McKinsey and Company reported that technology-driven innovation in healthcare may create from $350 billion to $410 billion in annual value by 2025.


“From a sheer business standpoint, not only is healthcare 17, almost 18 percent of GDP(2019), but there's a record level of investment right now,” Sack said. “There is a ton of money pouring in.”


That investment translates into unprecedented demand for talent and new ideas to carry these companies forward. The True Healthcare practice closed 18 searches in March 2021 and then increased that to 29 closes in April 2021. And ⅓ of those executives placed in April and March were from industries outside healthcare.
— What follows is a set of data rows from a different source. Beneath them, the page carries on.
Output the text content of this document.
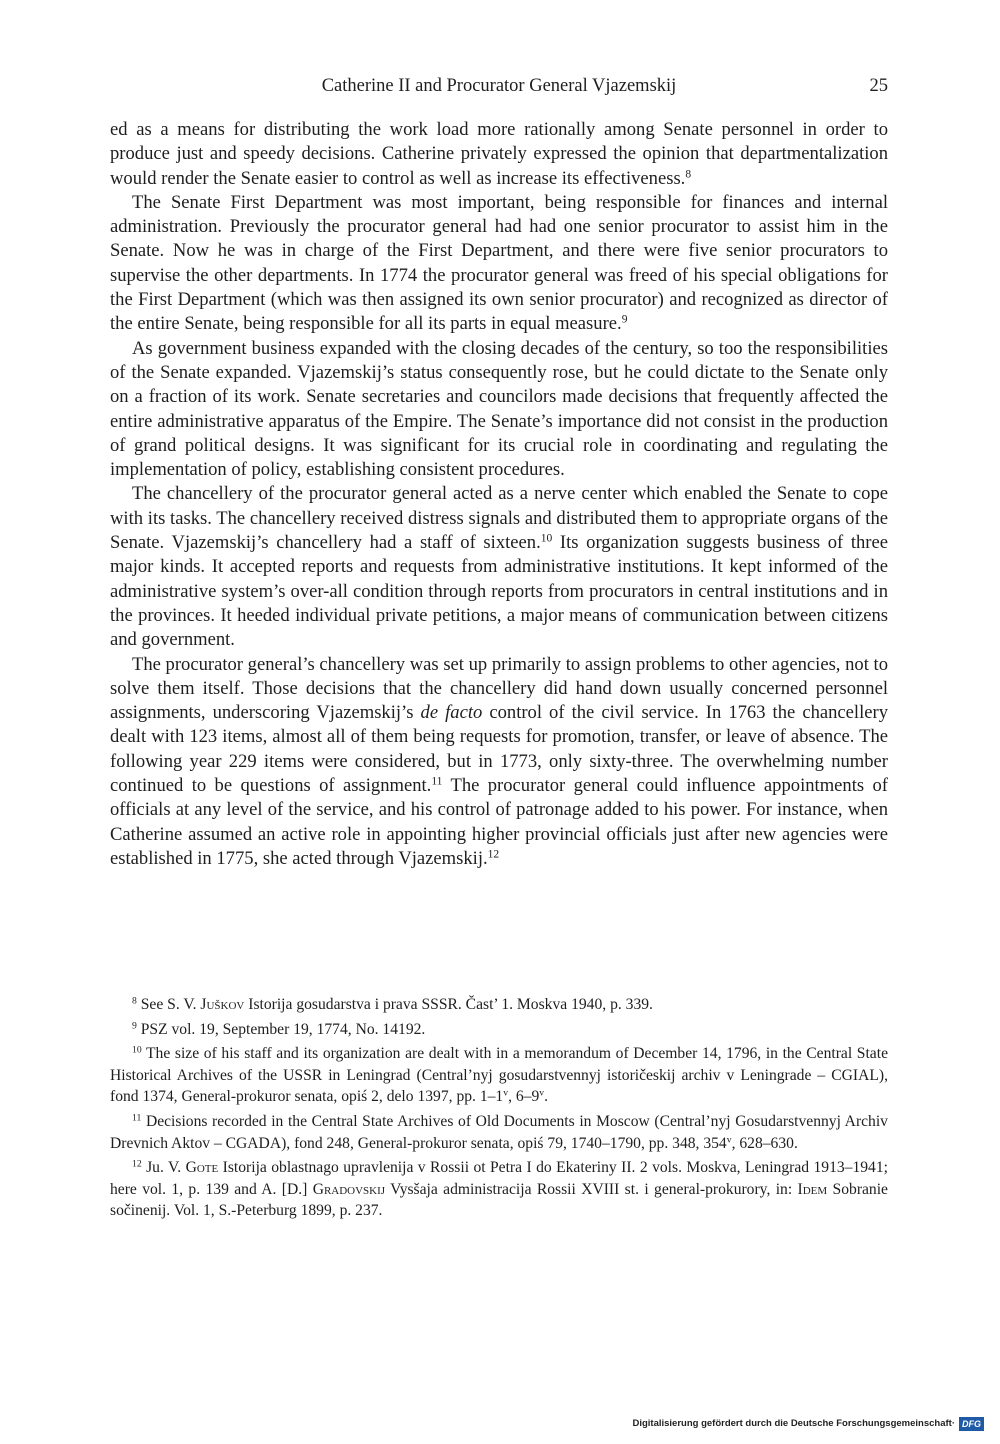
Catherine II and Procurator General Vjazemskij	25

ed as a means for distributing the work load more rationally among Senate personnel in order to produce just and speedy decisions. Catherine privately expressed the opinion that departmentalization would render the Senate easier to control as well as increase its effectiveness.$^8$

The Senate First Department was most important, being responsible for finances and internal administration. Previously the procurator general had had one senior procurator to assist him in the Senate. Now he was in charge of the First Department, and there were five senior procurators to supervise the other departments. In 1774 the procurator general was freed of his special obligations for the First Department (which was then assigned its own senior procurator) and recognized as director of the entire Senate, being responsible for all its parts in equal measure.$^9$

As government business expanded with the closing decades of the century, so too the responsibilities of the Senate expanded. Vjazemskij’s status consequently rose, but he could dictate to the Senate only on a fraction of its work. Senate secretaries and councilors made decisions that frequently affected the entire administrative apparatus of the Empire. The Senate’s importance did not consist in the production of grand political designs. It was significant for its crucial role in coordinating and regulating the implementation of policy, establishing consistent procedures.

The chancellery of the procurator general acted as a nerve center which enabled the Senate to cope with its tasks. The chancellery received distress signals and distributed them to appropriate organs of the Senate. Vjazemskij’s chancellery had a staff of sixteen.$^{10}$ Its organization suggests business of three major kinds. It accepted reports and requests from administrative institutions. It kept informed of the administrative system’s over-all condition through reports from procurators in central institutions and in the provinces. It heeded individual private petitions, a major means of communication between citizens and government.

The procurator general’s chancellery was set up primarily to assign problems to other agencies, not to solve them itself. Those decisions that the chancellery did hand down usually concerned personnel assignments, underscoring Vjazemskij’s de facto control of the civil service. In 1763 the chancellery dealt with 123 items, almost all of them being requests for promotion, transfer, or leave of absence. The following year 229 items were considered, but in 1773, only sixty-three. The overwhelming number continued to be questions of assignment.$^{11}$ The procurator general could influence appointments of officials at any level of the service, and his control of patronage added to his power. For instance, when Catherine assumed an active role in appointing higher provincial officials just after new agencies were established in 1775, she acted through Vjazemskij.$^{12}$

$^8$ See S. V. Juškov Istorija gosudarstva i prava SSSR. Čast’ 1. Moskva 1940, p. 339.

$^9$ PSZ vol. 19, September 19, 1774, No. 14192.

$^{10}$ The size of his staff and its organization are dealt with in a memorandum of December 14, 1796, in the Central State Historical Archives of the USSR in Leningrad (Central’nyj gosudarstvennyj istoričeskij archiv v Leningrade – CGIAL), fond 1374, General-prokuror senata, opiś 2, delo 1397, pp. 1–1$^v$, 6–9$^v$.

$^{11}$ Decisions recorded in the Central State Archives of Old Documents in Moscow (Central’nyj Gosudarstvennyj Archiv Drevnich Aktov – CGADA), fond 248, General-prokuror senata, opiś 79, 1740–1790, pp. 348, 354$^v$, 628–630.

$^{12}$ Ju. V. Gote Istorija oblastnago upravlenija v Rossii ot Petra I do Ekateriny II. 2 vols. Moskva, Leningrad 1913–1941; here vol. 1, p. 139 and A. [D.] Gradovskij Vysšaja administracija Rossii XVIII st. i general-prokurory, in: Idem Sobranie sočinenij. Vol. 1, S.-Peterburg 1899, p. 237.

Digitalisierung gefördert durch die Deutsche Forschungsgemeinschaft · DFG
Compare those numbers to the 12 closes in March of 2020 and it's a clear increase in demand - and opportunity for people looking to move into healthcare.

The same investment has been flowing into EdTech too and making that career switch more attractive.


“The amount of capital going into EdTech, even pre-2020, was high.” Engel said. “Since Covid, the amount of money going in has just ballooned. Now, we have to figure out which one of these businesses have benefited from Covid and whether there was a Covid bump or long term impact.”


Holon IQ reported $4 billion of venture funding raised worldwide in the first 12 weeks of 2021. The US deployed $1 billion in Q1, which already challenges 2020’s record of $2.5B of EdTech VC.


GSV Ventures predicts digital learning will reach 11% of the education market by 2026, representing an almost $1 trillion market and a 30% CAGR.


EdTech companies are also experiencing very large exits - in a way that wasn’t happening before.


Coursera went public in April 2021 making it an EdTech unicorn. Trading after their IPO had pushed the online learning company's valuation past $7 billion. Digital-learning platform Clever was acquired by True client Kahoot!, the game-based learning company, for up to $500 million dollars.


“Think about the factors: mission-driven, additional investment into the space, therefore there are more companies,” Engel said. “But also what's happening is you're starting to see very, very large exits for these businesses. Now people look at these and say, ‘oh, you can make a lot of money. You can have big exits with EdTech.’”


Generalist investors and more executives have taken interest as they see more EdTech companies go public and get unicorn status for the first time.


Degreed, Masterclass, Outschool, Duolingo, CourseHero and others make 25 private companies with a valuation over $1 billion USD as of May 2021.


“Healthcare and EdTech have always attracted mission-driven people - always, always, always,” Engel said. “People stayed away because the industries were archaic and a pain to change. Now they have seen the money flowing into the market, companies beginning to be successful disrupting them, and having big outcomes. Those are the real drivers as to why you're not only getting mission-driven people, which they have to be, but also you’re getting folks who have skill sets more broad than EdTech and healthcare.”